Hopefully we can win round the @quillpushers before too long…

I am so excited about this piece of work. Need to get the website managers using this across govt – heads of ecomms + heads of consulation teams? Though it might need more of DIUS’s excellent hosting provision to make it a reality in the short term?

We may have something in the pipeline. Need more strategy and co-working behind all these things though… Heads of Digital Engagement group needs to start quickly with the secretariate at DIUS. We need help to embed best practice, deal with security, common approach to working with contractors etc.

I think UKGovbarcamp showed that there’s someone in every govt dept ready to work on interesting projects…

Woah, woah there Mr F – secretariat at DIUS? Life in an organisation of 140,000 people has *changed* you, man 🙂

But let’s have a first meetup soon, definitely.

There’s an issue in that by trying to take a strategic, big tent approach at DIUS, we’re reducing our available capacity to do this kind of more technical innovation a bit, so we’re likely to struggle to keep up the pace. But we’ll try.

Everything is happening at your door… consider it the cost of success!

Policy people and private office are referencing your work and are asking us to do the same.

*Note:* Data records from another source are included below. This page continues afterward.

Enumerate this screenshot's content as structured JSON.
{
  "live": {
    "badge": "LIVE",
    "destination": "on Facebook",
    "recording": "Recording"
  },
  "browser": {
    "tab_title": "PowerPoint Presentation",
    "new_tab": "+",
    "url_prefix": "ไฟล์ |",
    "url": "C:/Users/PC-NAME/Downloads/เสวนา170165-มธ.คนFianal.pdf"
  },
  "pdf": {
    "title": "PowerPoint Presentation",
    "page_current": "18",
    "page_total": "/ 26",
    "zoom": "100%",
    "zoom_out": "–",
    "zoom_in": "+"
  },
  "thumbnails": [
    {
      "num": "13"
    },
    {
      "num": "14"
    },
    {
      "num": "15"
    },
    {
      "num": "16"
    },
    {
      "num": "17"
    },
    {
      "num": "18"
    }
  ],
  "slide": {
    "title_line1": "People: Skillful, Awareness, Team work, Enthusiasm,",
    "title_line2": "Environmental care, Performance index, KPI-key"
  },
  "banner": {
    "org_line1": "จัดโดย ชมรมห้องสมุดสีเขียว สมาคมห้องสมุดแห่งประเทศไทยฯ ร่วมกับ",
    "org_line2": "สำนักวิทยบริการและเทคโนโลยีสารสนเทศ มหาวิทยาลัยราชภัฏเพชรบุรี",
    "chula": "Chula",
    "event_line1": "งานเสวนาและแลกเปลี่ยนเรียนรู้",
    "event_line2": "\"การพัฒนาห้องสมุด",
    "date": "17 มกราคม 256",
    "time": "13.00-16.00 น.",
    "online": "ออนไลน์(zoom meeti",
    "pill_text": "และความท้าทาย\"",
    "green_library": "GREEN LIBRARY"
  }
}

The organisation is waaaaay off being nimble enough to do the stuff you’re doing, so we need to collaborate, and crack some of these common issues.

And if your capacity to innovate is decreasing, we may be able to look at ways of increasing it elsewere. This way we can make sure that innovation doesn’t happen for innovation’s sake, but we can continue it and really embed it in our work. That’s what we all want.

Strategy needn’t be restrictive. It’s just a way of looking at the bigger picture. A wise old man on top of a mountain once said to me: strategy is like life… it’s what you make it! (alright he didn’t, but it sounds good)

So – maybe a bit OTT, but we need a place to discuss 🙂

I am currently looking at DTD of this great idea. Looking for some spare time to build various conversion modules for CMS’s, widgets, browser add-on, Office plug-in or stand-alone app to convert the XML to Word, RTF, PDF, Voice, ODT etc. This way we can get better Comms buy-in.

Not sure how well Office plug-in and browser add-on will be accepted by Dept IT people.